Kent County’s top official says it is “critically important” that a $25 million business relief program launched this week is accessible to minority-owned businesses, following recent criticism that the program isn’t properly compensating minority business and social equity groups for their assistance.
Kent County Administrator Wayman Britt issued a public statement Thursday night addressing the controversy, which stems from the county’s recent decision to pay the Grand Rapids Area Chamber of Commerce $750,000 to administer the Small Business Recovery Program.
Critics, including officials with Start Garden, have said the decision follows a “pattern and history” in Grand Rapids of large organizations receiving funding while relying on smaller organizations and minorities for volunteer work, as MiBiz reported this week.
“With nearly 26 percent of our population identifying as racially or ethnically diverse, the Board of Commissioners and administration recognize that it is critically important to ensure equitable access to this funding among Black, Latinx and other minority-owned businesses,” Britt said in a statement.
“For that reason, the program is focused on those businesses that have been previously unable to access coronavirus relief funds and are otherwise the most disadvantaged. That includes those with language barriers and from underserved communities.”
The $25 million program is part of nearly $115 million Kent County received in federal CARES Act pandemic relief funds.
Britt added that county officials have “valued the input and testimony” given by groups including the West Michigan Hispanic Chamber of Commerce, Grand Rapids Black Chamber of Commerce, LatinxGR and the Grand Rapids African American Task Force.
Earlier this week, leaders of the Hispanic Chamber and Grand Rapids Area Black Businesses penned a joint letter criticizing the county program and calling for funds to be sent directly to their groups to give out to minority-owned businesses, as MiBiz previously reported. The letter was supported by the Hispanic Center of Western Michigan, the Latino Community Coalition, the Latina Network, the NAACP and the West Michigan Asian American Association.
The county is issuing technical grants to the Hispanic Chamber and GRABB “to help these organizations build capacity to best serve the minority business community during this crisis,” Britt said.

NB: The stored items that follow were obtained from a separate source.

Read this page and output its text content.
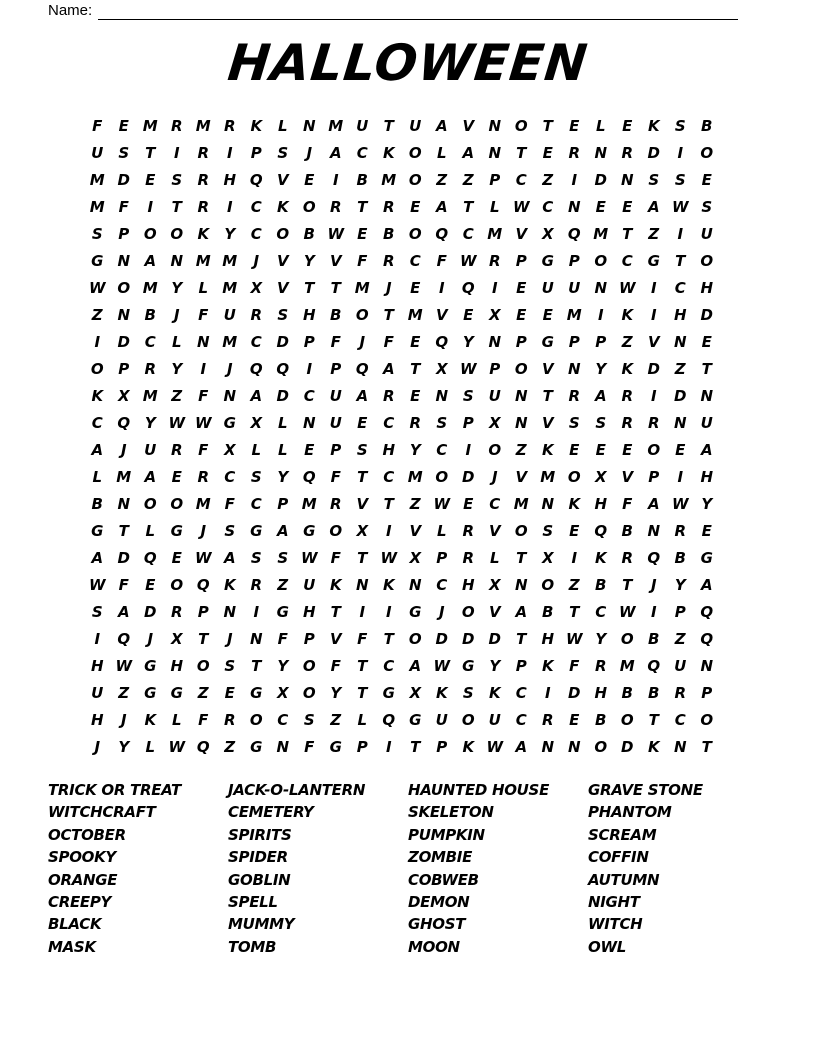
Name:
HALLOWEEN
F	E M R M R K	L	N M U	T	U A V N O	T	E	L	E	K	S	B
U	S	T	I	R	I	P	S	J	A	C	K O	L	A N	T	E	R N R D	I	O
M D	E	S	R H Q V	E	I	B M O Z	Z	P	C	Z	I	D N S	S	E
M F	I	T	R	I	C	K O R	T	R	E	A	T	L W C N	E	E	A W S
S	P O O K	Y	C O B W E	B O Q C M V X Q M T	Z	I	U
G N A N M M	J	V	Y	V	F	R	C	F W R	P G P O C G	T	O
W O M Y	L M X V	T	T M	J	E	I	Q	I	E	U U N W	I	C H
Z N B	J	F	U R	S H B O	T M V	E	X	E	E M	I	K	I	H D
I	D C	L	N M C D P	F	J	F	E Q Y N P G P	P	Z	V N	E
O P	R	Y	I	J	Q Q	I	P Q A	T	X W P O V N Y	K D Z	T
K X M Z	F	N A D C U A R	E	N S	U N	T	R A R	I	D N
C Q Y W W G X	L	N U	E	C	R	S	P	X N V	S	S	R R N U
A	J	U R	F	X	L	L	E	P	S H Y	C	I	O Z	K	E	E	E O	E	A
L M A	E	R	C	S	Y Q	F	T	C M O D	J	V M O X V	P	I	H
B N O O M F	C	P M R V	T	Z W E	C M N K H	F	A W Y
G	T	L	G	J	S G A G O X	I	V	L	R V O S	E Q B N R	E
A D Q	E W A	S	S W F	T W X	P	R	L	T	X	I	K R Q B G
W F	E O Q K R	Z U K N K N C H X N O Z	B	T	J	Y	A
S	A D R	P N	I	G H	T	I	I	G	J	O V A B	T	C W	I	P Q
I	Q	J	X	T	J	N	F	P	V	F	T	O D D D	T	H W Y O B	Z Q
H W G H O S	T	Y O	F	T	C	A W G Y	P	K	F	R M Q U N
U Z G G Z	E	G X O Y	T	G X K	S	K	C	I	D H B	B	R	P
H	J	K	L	F	R O C	S	Z	L	Q G U O U C	R	E	B O	T	C O
J	Y	L W Q Z G N	F	G P	I	T	P	K W A N N O D K N	T
TRICK OR TREAT	JACK-O-LANTERN	HAUNTED HOUSE	GRAVE STONE
WITCHCRAFT	CEMETERY	SKELETON	PHANTOM
OCTOBER	SPIRITS	PUMPKIN	SCREAM
SPOOKY	SPIDER	ZOMBIE	COFFIN
ORANGE	GOBLIN	COBWEB	AUTUMN
CREEPY	SPELL	DEMON	NIGHT
BLACK	MUMMY	GHOST	WITCH
MASK	TOMB	MOON	OWL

The county has maintained that the Grand Rapids Chamber has prior experience in handling a small business relief program. Britt called it the Grand Rapids Chamber’s “relevant experience, immediate capabilities and capacity,” and said the group will make grant recommendations to the county.
The county will then distribute grants to small businesses.
“Importantly, the Grand Rapids Chamber is positioned and prepared to ensure minority-owned businesses will receive equitable funding through this program — and has a proven track record in this area,” Britt added. “As part of this process, they have invited many community groups, including those that specifically represent minority populations, to share information about the Small Business Recovery Program with their members. This collaboration will be key to the success of the program.”